6. The method for predicting the scoring of the recommendation system based on the self-attention-confrontation neural network as claimed in claim 2, wherein in the step S24, the calculation formula of the reconstruction error rec _ error is as follows:

wherein, X represents an input matrix,

representing a reconstructed data matrix.

7. The method for predicting the scoring of the recommendation system based on the self-attention-confrontation neural network as claimed in claim 2, wherein the step S25 of calculating the distance C (p (z), q (z)) between the distribution p (z) of the known analytic expression and the second data distribution q (z) comprises the following sub-steps:

s251: setting a distribution p (z) of a known analytical formula;

S254: representing low-dimensional hidden features

And z₁,…,z_tThe result is used as the input of the discriminator, and the discrimination result is output;

s253: based on the determination result, a distance C (p (z), q (z)) between the distribution p (z) of the known analytical formula and the second data distribution q (z) is calculated, wherein the calculation formula is:

is shown in

Data distribution of

The mathematical expectation value is calculated.

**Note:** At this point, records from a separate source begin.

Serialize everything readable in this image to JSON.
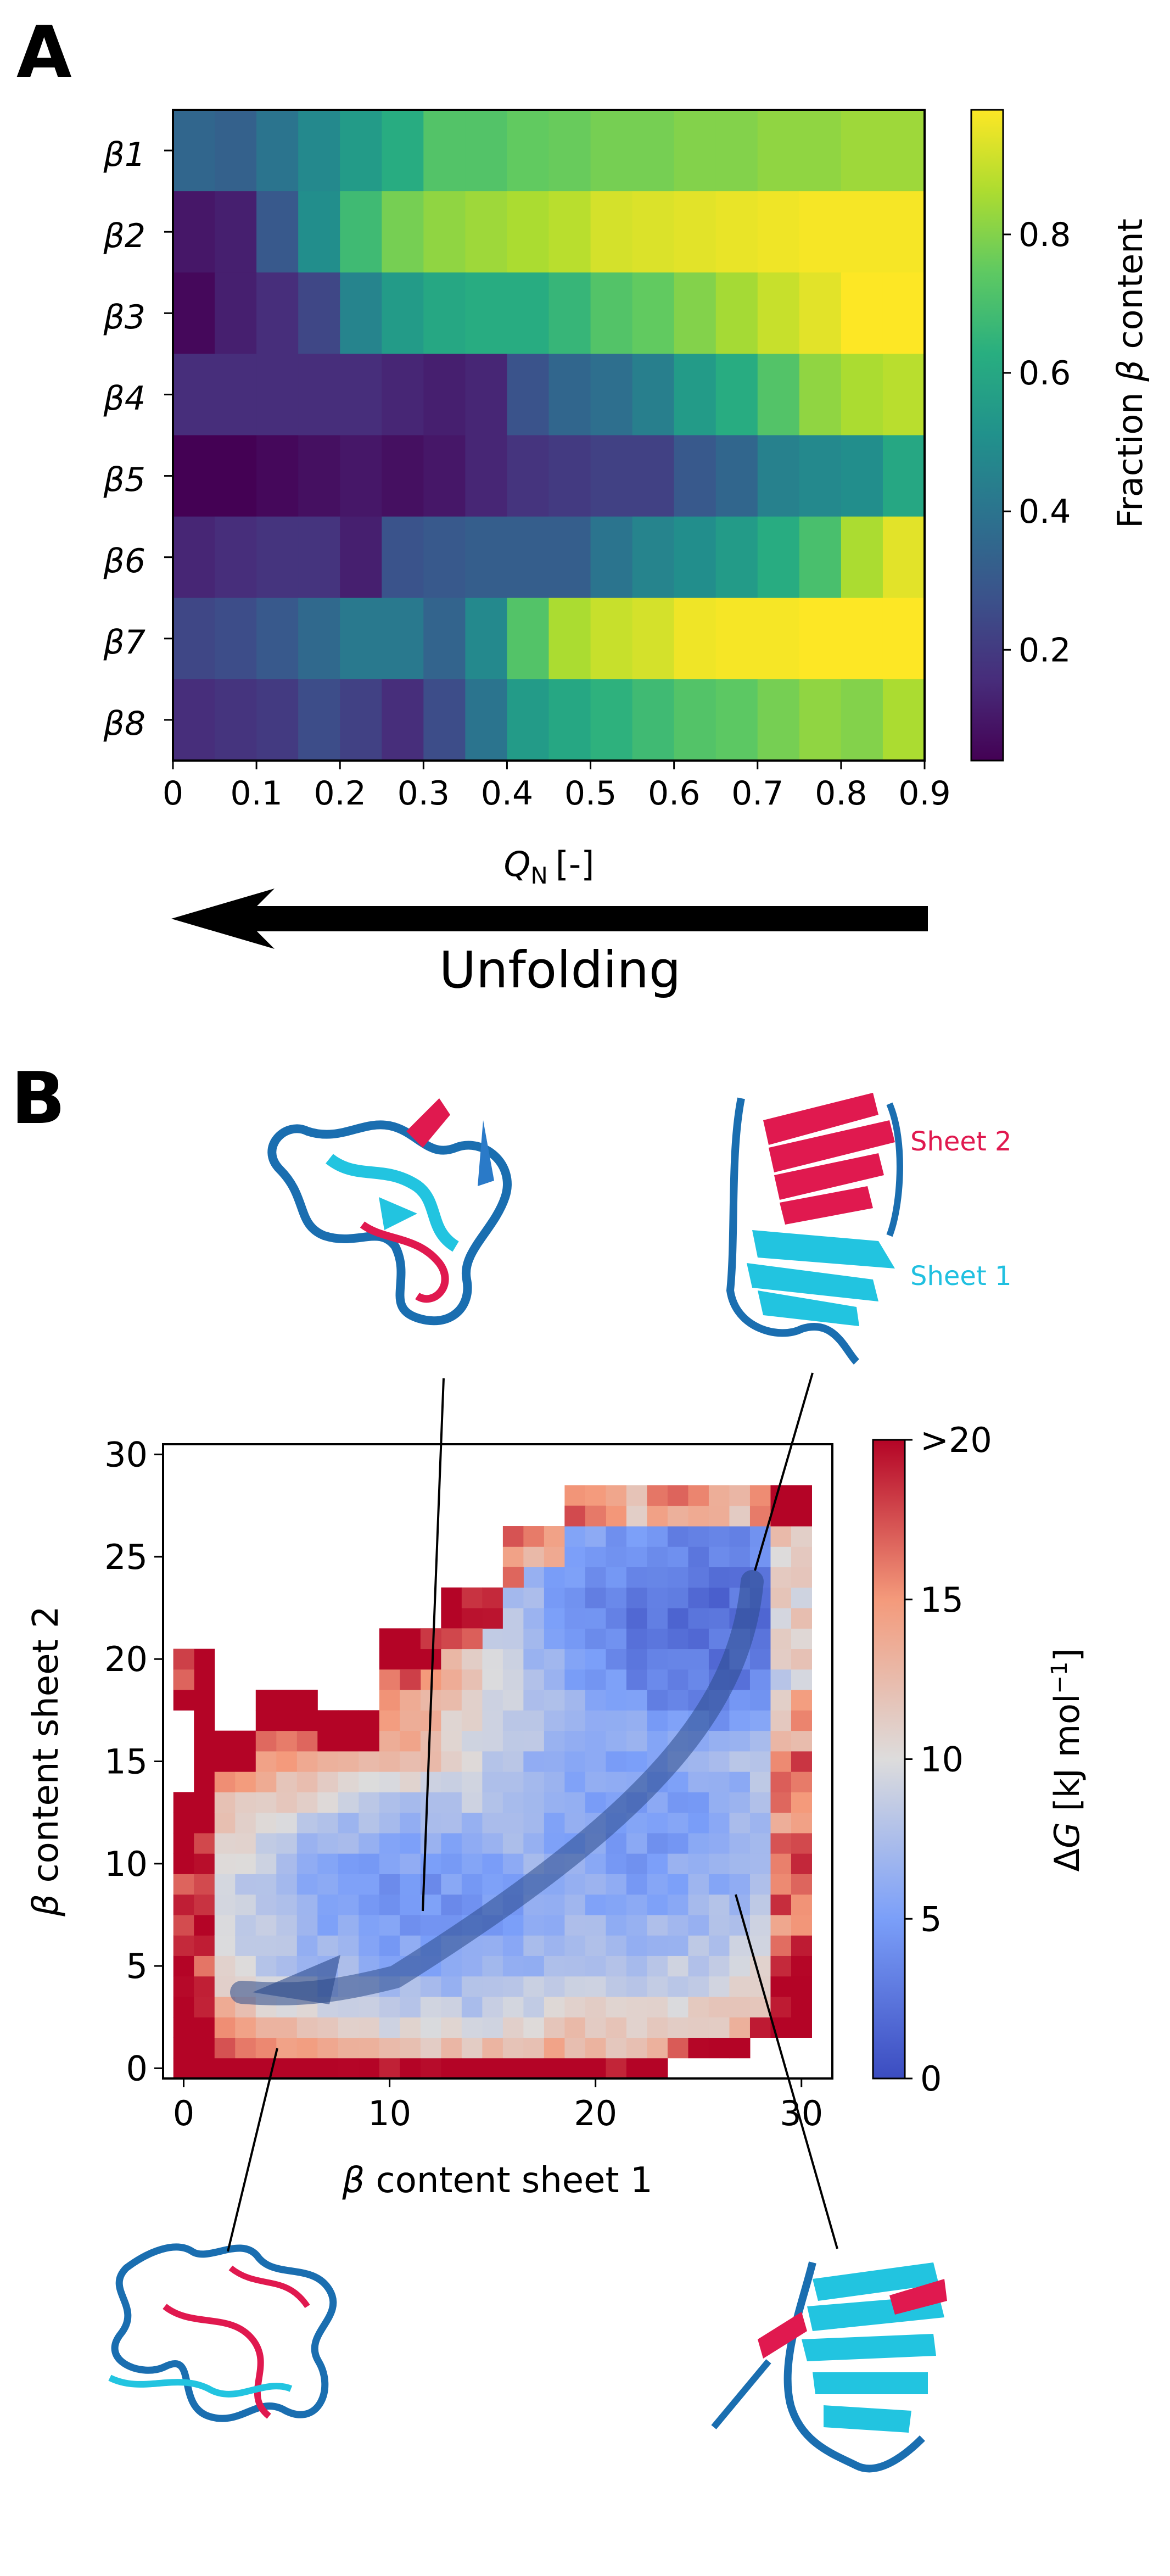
{
  "panelA": {
    "label": "A",
    "unfolding_label": "Unfolding",
    "chart_data": {
      "type": "heatmap",
      "xlabel": "Q",
      "xlabel_sub": "N",
      "xlabel_unit": "[-]",
      "x_ticks": [
        "0",
        "0.1",
        "0.2",
        "0.3",
        "0.4",
        "0.5",
        "0.6",
        "0.7",
        "0.8",
        "0.9"
      ],
      "xlim": [
        0,
        0.9
      ],
      "bin_width": 0.05,
      "rows": [
        "β1",
        "β2",
        "β3",
        "β4",
        "β5",
        "β6",
        "β7",
        "β8"
      ],
      "colorbar_label_pre": "Fraction ",
      "colorbar_label_beta": "β",
      "colorbar_label_post": " content",
      "colorbar_ticks": [
        "0.2",
        "0.4",
        "0.6",
        "0.8"
      ],
      "colorbar_tick_values": [
        0.2,
        0.4,
        0.6,
        0.8
      ],
      "vmin": 0.04,
      "vmax": 0.98,
      "values": [
        [
          0.35,
          0.33,
          0.4,
          0.48,
          0.55,
          0.62,
          0.72,
          0.72,
          0.75,
          0.76,
          0.78,
          0.78,
          0.8,
          0.8,
          0.82,
          0.82,
          0.84,
          0.84
        ],
        [
          0.1,
          0.12,
          0.3,
          0.5,
          0.68,
          0.78,
          0.82,
          0.84,
          0.86,
          0.88,
          0.92,
          0.93,
          0.94,
          0.95,
          0.96,
          0.97,
          0.97,
          0.97
        ],
        [
          0.06,
          0.12,
          0.16,
          0.24,
          0.46,
          0.55,
          0.6,
          0.62,
          0.62,
          0.66,
          0.72,
          0.75,
          0.8,
          0.85,
          0.9,
          0.94,
          0.98,
          0.98
        ],
        [
          0.16,
          0.16,
          0.16,
          0.16,
          0.16,
          0.14,
          0.12,
          0.14,
          0.28,
          0.35,
          0.38,
          0.44,
          0.55,
          0.62,
          0.72,
          0.82,
          0.86,
          0.88
        ],
        [
          0.04,
          0.04,
          0.06,
          0.08,
          0.1,
          0.08,
          0.1,
          0.14,
          0.18,
          0.2,
          0.22,
          0.22,
          0.3,
          0.35,
          0.45,
          0.48,
          0.5,
          0.6
        ],
        [
          0.14,
          0.16,
          0.18,
          0.18,
          0.12,
          0.28,
          0.3,
          0.32,
          0.32,
          0.32,
          0.4,
          0.46,
          0.5,
          0.55,
          0.62,
          0.7,
          0.86,
          0.94
        ],
        [
          0.24,
          0.26,
          0.3,
          0.36,
          0.42,
          0.42,
          0.34,
          0.48,
          0.72,
          0.86,
          0.9,
          0.92,
          0.96,
          0.97,
          0.97,
          0.98,
          0.98,
          0.98
        ],
        [
          0.16,
          0.18,
          0.2,
          0.26,
          0.22,
          0.16,
          0.26,
          0.4,
          0.55,
          0.6,
          0.64,
          0.68,
          0.72,
          0.74,
          0.78,
          0.82,
          0.8,
          0.86
        ]
      ]
    }
  },
  "panelB": {
    "label": "B",
    "sheet2_label": "Sheet 2",
    "sheet1_label": "Sheet 1",
    "sheet2_color": "#e0194f",
    "sheet1_color": "#20c0e0",
    "chart_data": {
      "type": "heatmap",
      "xlabel_beta": "β",
      "xlabel": " content sheet 1",
      "ylabel_beta": "β",
      "ylabel": " content sheet 2",
      "x_ticks": [
        "0",
        "10",
        "20",
        "30"
      ],
      "x_tick_values": [
        0,
        10,
        20,
        30
      ],
      "y_ticks": [
        "0",
        "5",
        "10",
        "15",
        "20",
        "25",
        "30"
      ],
      "y_tick_values": [
        0,
        5,
        10,
        15,
        20,
        25,
        30
      ],
      "xlim": [
        -1,
        31.5
      ],
      "ylim": [
        -0.5,
        30.5
      ],
      "colorbar_label_delta": "Δ",
      "colorbar_label_G": "G",
      "colorbar_label_unit": " [kJ mol",
      "colorbar_label_exp": "−1",
      "colorbar_label_close": "]",
      "colorbar_ticks": [
        "0",
        "5",
        "10",
        "15",
        ">20"
      ],
      "colorbar_tick_values": [
        0,
        5,
        10,
        15,
        20
      ],
      "vmin": 0,
      "vmax": 20,
      "free_energy_surface": "ΔG(sheet1, sheet2) estimated over bins 0–30 in each direction; minimum near (25, 22), secondary well near (12, 8), high energy at the sparse edges",
      "pathway_arrow": {
        "from": [
          27,
          23
        ],
        "via": [
          20,
          10
        ],
        "to": [
          3,
          4
        ]
      }
    }
  }
}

8. The method for predicting the scoring of the recommendation system based on the self-attention confrontation neural network as claimed in claim 2, wherein in the step S26, the objective function expression of the self-attention encoder is rec _ error; the target function expression of the discriminator is dis _ loss ═ C (p (z), q (z)); the objective function expression of the self-attention decoder is

Where rec _ error represents sample h_uAnd reconstructing the sample

is shown in

Data distribution of

The mathematical expectation value is calculated.

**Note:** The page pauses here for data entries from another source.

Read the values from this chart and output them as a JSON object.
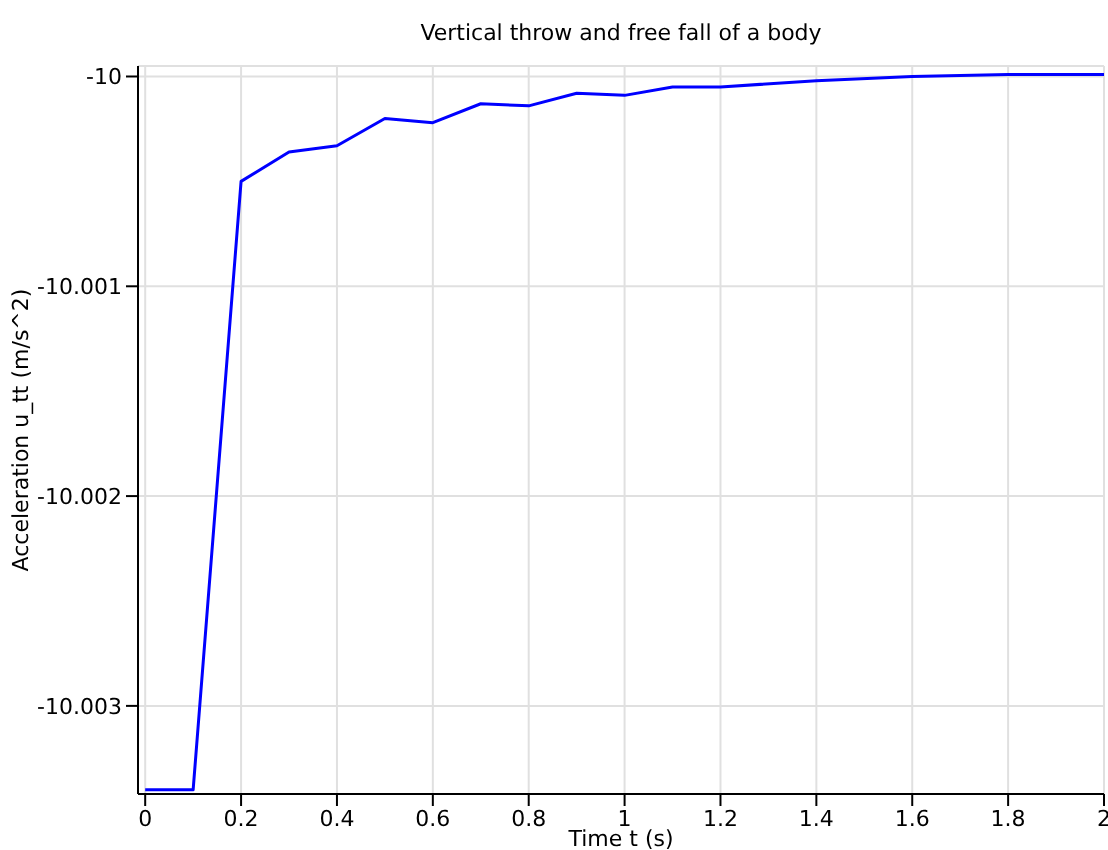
{
  "chart_data": {
    "type": "line",
    "title": "Vertical throw and free fall of a body",
    "xlabel": "Time t (s)",
    "ylabel": "Acceleration u_tt (m/s^2)",
    "x": [
      0,
      0.1,
      0.2,
      0.3,
      0.4,
      0.5,
      0.6,
      0.7,
      0.8,
      0.9,
      1.0,
      1.1,
      1.2,
      1.4,
      1.6,
      1.8,
      2.0
    ],
    "series": [
      {
        "color": "#0000ff",
        "values": [
          -10.0034,
          -10.0034,
          -10.0005,
          -10.00036,
          -10.00033,
          -10.0002,
          -10.00022,
          -10.00013,
          -10.00014,
          -10.00008,
          -10.00009,
          -10.00005,
          -10.00005,
          -10.00002,
          -10.0,
          -9.99999,
          -9.99999
        ]
      }
    ],
    "xlim": [
      -0.015,
      2
    ],
    "xticks": [
      0,
      0.2,
      0.4,
      0.6,
      0.8,
      1,
      1.2,
      1.4,
      1.6,
      1.8,
      2
    ],
    "ylim": [
      -10.00342,
      -9.99995
    ],
    "yticks": [
      -10.003,
      -10.002,
      -10.001,
      -10
    ],
    "grid": true,
    "legend": false,
    "marker": "none",
    "line_style": "solid"
  }
}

9. The self-attention-directed neural network-based recommendation system score prediction method of claim 2, wherein the step S3 comprises the sub-steps of:

s31: setting row vectors { R } in high-dimensional sparse scoring matrix R₁,…,r_u,…,r_nObey the true data distribution p_rAnd the row vector r₁,…,r_u,…,r_nAs a true score vector, where r_uA score vector representing user u;

S33: sample to be reconstructed

And a score vector r of the user_uPerforming fusion to obtain fusion data

The calculation formula for fusion is:

wherein h is_uAn indication sample, < > indicates a logical operation;

s34: fusing data

The calculation formula is as follows:

wherein,

u 1, …, n, n denotes the number of users, SAAE (·) denotes a self-attention self-encoder;

s35: vector prediction scores

wherein,

representing a prediction score vector of the user u after sparsification;

in step S36, the discriminator is trained according to the discrimination result, and the target function expression is:

wherein, J^DisAn objective function of the discriminator is represented,

is shown in

Generator distribution p of_gCalculating a mathematical expected value, wherein Dis (·) represents a discrimination result input by the discriminator;

wherein, J^GenAn objective function that represents the generator is determined,

is shown in

Data distribution p of_gThe mathematical expectation value is calculated as above and,

representing the predicted score of user u for item i,

representing a known set of scoring data.